17. Support should solve cause and effect

It isn’t enough for your customer service team to apologize; their main goal should be to solve for the immediate problem, but to also find and flag the root cause. In doing so, they can solve a systemic issue and help other customers avoid it altogether. Reducing problems is key — in fact, research conducted by John Goodman found that customers were much more sensitive to price changes, and thus more likely to churn, when they experienced a few problems with the product (or the support they received).

Problems increase sensitivity to price Source: Strategic Customer Service

Designing sticky retention programs

The key to creating loyalty programs that work is to know why customers use them and what gets customers to keep using them. Below you'll find consumer research that answers these questions.

18. Get people started

Consumer researchers Joseph Nunes and Xavier Dreze are known for their studies on the Endowed Progress Effect. Their results have conclusively shown that the biggest pitfall in preventing customer loyalty programs from succeeding is getting people started. In their now famous car wash study, participants were twice as likely to finish loyalty cards when they were automatically started (or rewarded) as soon as they signed up.

19. Get ideal customers to be VIPs

Additional research by Dr. Nunes on retention programs has shown that people love being VIP, or “gold” members. There is one caveat, though — this only works when people know there is a class below them on the totem pole. Speaking to human nature, Nunes saw a notable increase in gold members’ participation as soon as he implemented a silver class.

20. Label your customers

Research on voting patterns conducted by Stanford University revealed people are more likely to participate in something if they are labeled with a positive trait. Buffer refer to their premium customers as "awesome" members, and even named their upgraded payment plan the Awesome Plan — a much easier phrase to embrace than "paid member."

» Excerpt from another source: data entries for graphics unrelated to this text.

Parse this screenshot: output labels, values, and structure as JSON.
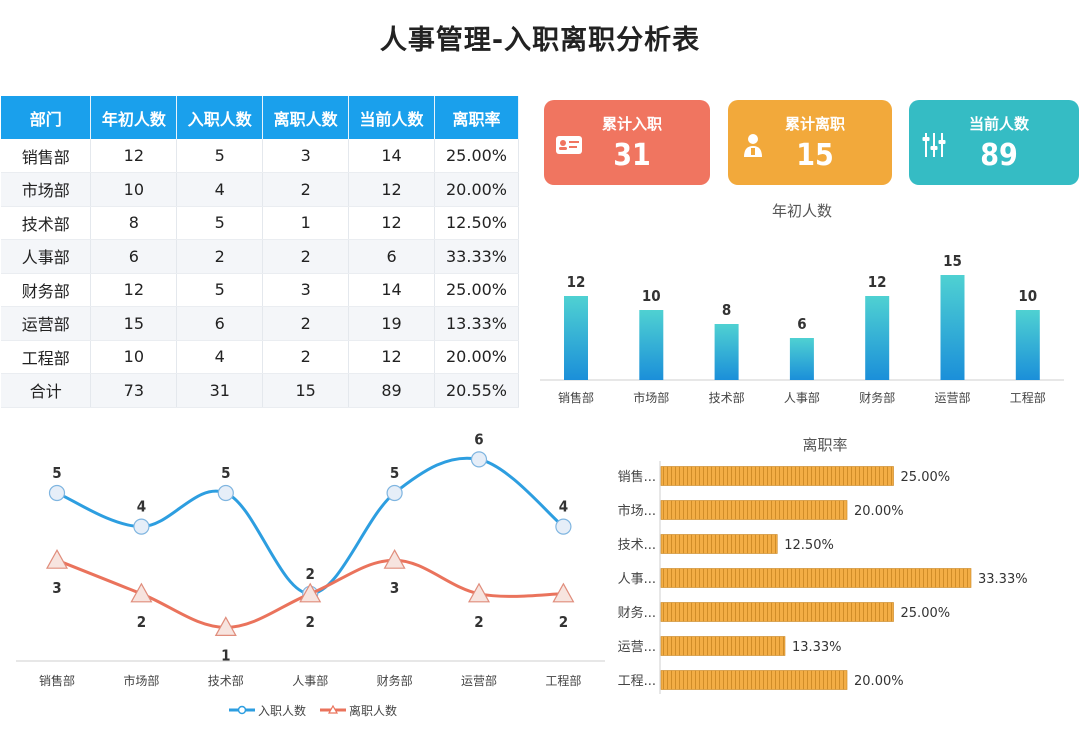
{
  "title": "人事管理-入职离职分析表",
  "table": {
    "headers": [
      "部门",
      "年初人数",
      "入职人数",
      "离职人数",
      "当前人数",
      "离职率"
    ],
    "rows": [
      [
        "销售部",
        "12",
        "5",
        "3",
        "14",
        "25.00%"
      ],
      [
        "市场部",
        "10",
        "4",
        "2",
        "12",
        "20.00%"
      ],
      [
        "技术部",
        "8",
        "5",
        "1",
        "12",
        "12.50%"
      ],
      [
        "人事部",
        "6",
        "2",
        "2",
        "6",
        "33.33%"
      ],
      [
        "财务部",
        "12",
        "5",
        "3",
        "14",
        "25.00%"
      ],
      [
        "运营部",
        "15",
        "6",
        "2",
        "19",
        "13.33%"
      ],
      [
        "工程部",
        "10",
        "4",
        "2",
        "12",
        "20.00%"
      ],
      [
        "合计",
        "73",
        "31",
        "15",
        "89",
        "20.55%"
      ]
    ]
  },
  "cards": [
    {
      "label": "累计入职",
      "value": "31",
      "color": "#f07560",
      "icon": "id-card-icon"
    },
    {
      "label": "累计离职",
      "value": "15",
      "color": "#f2a93b",
      "icon": "person-icon"
    },
    {
      "label": "当前人数",
      "value": "89",
      "color": "#35bcc4",
      "icon": "sliders-icon"
    }
  ],
  "chart_data": [
    {
      "type": "bar",
      "title": "年初人数",
      "categories": [
        "销售部",
        "市场部",
        "技术部",
        "人事部",
        "财务部",
        "运营部",
        "工程部"
      ],
      "values": [
        12,
        10,
        8,
        6,
        12,
        15,
        10
      ],
      "ylim": [
        0,
        15
      ]
    },
    {
      "type": "line",
      "title": "",
      "categories": [
        "销售部",
        "市场部",
        "技术部",
        "人事部",
        "财务部",
        "运营部",
        "工程部"
      ],
      "series": [
        {
          "name": "入职人数",
          "values": [
            5,
            4,
            5,
            2,
            5,
            6,
            4
          ],
          "color": "#2d9ee0"
        },
        {
          "name": "离职人数",
          "values": [
            3,
            2,
            1,
            2,
            3,
            2,
            2
          ],
          "color": "#ea735c"
        }
      ],
      "legend": "bottom",
      "ylim": [
        0,
        7
      ]
    },
    {
      "type": "bar",
      "orientation": "horizontal",
      "title": "离职率",
      "categories": [
        "销售...",
        "市场...",
        "技术...",
        "人事...",
        "财务...",
        "运营...",
        "工程..."
      ],
      "values": [
        25.0,
        20.0,
        12.5,
        33.33,
        25.0,
        13.33,
        20.0
      ],
      "labels": [
        "25.00%",
        "20.00%",
        "12.50%",
        "33.33%",
        "25.00%",
        "13.33%",
        "20.00%"
      ],
      "xlim": [
        0,
        33.33
      ]
    }
  ]
}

Retaining customers is a balancing act

There are many tactics, but no shortcuts; you can’t “hack” a personal relationship, so why should we assume business relationships are any different? Truth is, the tactics above should hopefully give you some fresh ideas for approaching retention, but they’re not a cure-all. Your product and service will do most of the heavy lifting in keeping customers loyal, and there are no shortcuts for that.